A divestiture of NEX would align squarely with Tan's stated intentions to concentrate Intel's considerable resources on its foundational PC and Data Center chip businesses, alongside the critically important, though currently capital-intensive, Intel Foundry Services (IFS). The logic is compelling from several angles. Firstly, it would allow for greater management bandwidth to be dedicated to these core areas, which face intense competition and require flawless execution. 

Secondly, a sale could yield a significant capital infusion. While no official valuation for NEX has been discussed, unlocking capital from a multi-billion dollar revenue business could substantially strengthen Intel's balance sheet, providing more firepower for the hefty investments required in advanced manufacturing for IFS or research and development in next-generation CPUs and AI accelerators. This approach mirrors the strategy seen with the announced sale of a 51% stake in the Altera FPGA business to Silver Lake, suggesting a clear pattern of monetizing assets deemed non-central to the primary mission.

Furthermore, the networking market is notoriously competitive, with established players like Broadcom (NASDAQ: AVGO) holding significant sway, potentially making a dedicated focus by a specialized entity more viable than within Intel's broader conglomerate structure.

Intel's Foundry Path Gains Clarity

Recent statements from Intel's leadership reinforce confidence in the long-term viability of its Intel Foundry Services (IFS) division. CFO Dave Zinsner stated on May 13 that IFS is expected to reach break-even status by 2027. He also emphasized the strategic importance of domestic manufacturing projects like the Ohio One plant within the broader IFS plan, despite adjustments to its operational ramp-up timeline into the early 2030s. 

These affirmations align with CEO Lip-Bu Tan's internal restructuring efforts, including layoffs aimed at creating a more agile, engineering-centric organization. Tan's proactive customer engagement is a key strategy to build trust and tailor IFS offerings. Establishing IFS as a credible, customer-focused manufacturer is central to Intel's long-term growth.

Seeking Value in Intel's Evolving Strategy

Despite these strategic initiatives aimed at streamlining operations and fortifying long-term growth engines, Intel's stock price continues to face a challenging market environment. This prevailing skepticism appears heavily influenced by Intel's weak financial guidance for the second quarter of 2025, which projected breakeven non-GAAP earnings per share (EPS), and the continued operating losses from Intel Foundry Services, which amounted to $2.3 billion in the first quarter alone.  

However, from a contrarian or value investing perspective, a disconnect might be perceived between these near-term headwinds and the potential long-term benefits of Intel's strategic realignment.
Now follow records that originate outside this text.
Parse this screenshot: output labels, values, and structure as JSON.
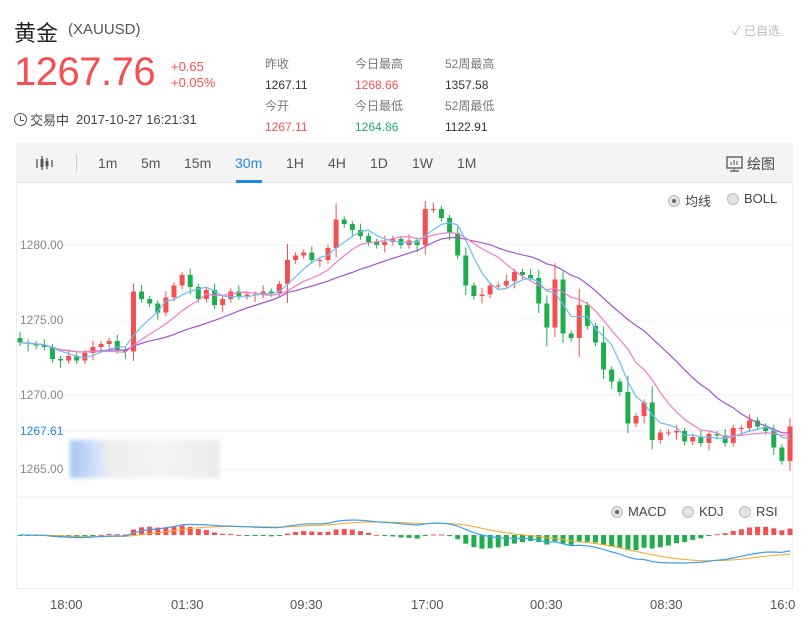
{
  "header": {
    "title": "黄金",
    "symbol": "(XAUUSD)",
    "favorite": "✓ 已自选",
    "price": "1267.76",
    "change": "+0.65",
    "change_pct": "+0.05%",
    "status": "交易中",
    "datetime": "2017-10-27 16:21:31"
  },
  "stats": [
    {
      "label": "昨收",
      "value": "1267.11",
      "color": "normal"
    },
    {
      "label": "今日最高",
      "value": "1268.66",
      "color": "red"
    },
    {
      "label": "52周最高",
      "value": "1357.58",
      "color": "normal"
    },
    {
      "label": "今开",
      "value": "1267.11",
      "color": "red"
    },
    {
      "label": "今日最低",
      "value": "1264.86",
      "color": "green"
    },
    {
      "label": "52周最低",
      "value": "1122.91",
      "color": "normal"
    }
  ],
  "toolbar": {
    "timeframes": [
      "1m",
      "5m",
      "15m",
      "30m",
      "1H",
      "4H",
      "1D",
      "1W",
      "1M"
    ],
    "active": "30m",
    "draw_label": "绘图"
  },
  "indicators": {
    "main": [
      "均线",
      "BOLL"
    ],
    "main_active": "均线",
    "sub": [
      "MACD",
      "KDJ",
      "RSI"
    ],
    "sub_active": "MACD"
  },
  "colors": {
    "up": "#f5504f",
    "down": "#1fae4e",
    "ma5": "#6cbcf5",
    "ma10": "#f579c8",
    "ma20": "#a155c9",
    "dif": "#3aa0f0",
    "dea": "#f5a623",
    "accent": "#1e88e5"
  },
  "chart_data": {
    "type": "candlestick",
    "y_ticks": [
      "1280.00",
      "1275.00",
      "1270.00",
      "1265.00"
    ],
    "y_tick_values": [
      1280,
      1275,
      1270,
      1265
    ],
    "ylim": [
      1263.8,
      1285.2
    ],
    "current_line": {
      "value": 1267.61,
      "label": "1267.61"
    },
    "x_ticks": [
      "18:00",
      "01:30",
      "09:30",
      "17:00",
      "00:30",
      "08:30",
      "16:0"
    ],
    "first_open": 1273.8,
    "closes": [
      1273.5,
      1273.4,
      1273.3,
      1273.2,
      1272.4,
      1272.3,
      1272.6,
      1272.3,
      1272.8,
      1273.2,
      1273.4,
      1273.6,
      1273.0,
      1272.9,
      1276.9,
      1276.4,
      1276.1,
      1275.5,
      1276.5,
      1277.3,
      1278.0,
      1277.2,
      1276.4,
      1277.0,
      1276.0,
      1276.4,
      1276.9,
      1276.6,
      1276.7,
      1276.7,
      1276.9,
      1276.8,
      1277.4,
      1279.0,
      1279.3,
      1279.5,
      1279.0,
      1279.0,
      1279.8,
      1281.7,
      1281.4,
      1281.0,
      1280.6,
      1280.2,
      1280.0,
      1280.2,
      1280.4,
      1280.0,
      1280.3,
      1280.0,
      1282.4,
      1282.4,
      1281.8,
      1280.8,
      1279.3,
      1277.3,
      1276.6,
      1276.7,
      1277.3,
      1277.3,
      1277.6,
      1278.2,
      1278.0,
      1277.8,
      1276.1,
      1274.5,
      1277.7,
      1274.1,
      1273.8,
      1276.0,
      1274.6,
      1273.5,
      1271.7,
      1270.9,
      1270.2,
      1268.1,
      1268.6,
      1269.5,
      1267.0,
      1267.5,
      1267.5,
      1267.6,
      1266.9,
      1267.2,
      1266.8,
      1267.4,
      1267.3,
      1266.8,
      1267.8,
      1267.8,
      1268.3,
      1267.9,
      1267.6,
      1266.5,
      1265.6,
      1267.9
    ]
  }
}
Valuation metrics such as a Price-to-Book ratio (P/B) of approximately 0.88 indicate that the company's market value is less than the accounting value of its assets, a situation that can sometimes signal undervaluation. 

If CEO Lip-Bu Tan's efforts to create a more focused and efficient Intel succeed, and if IFS can indeed reach its 2027 break-even target and capture a meaningful share of the foundry market, the current stock price might not fully reflect this future earnings power. The argument could be made that the market is heavily discounting these strategic shifts, creating a potential opportunity for investors with a longer time horizon who believe in the ultimate success of the turnaround.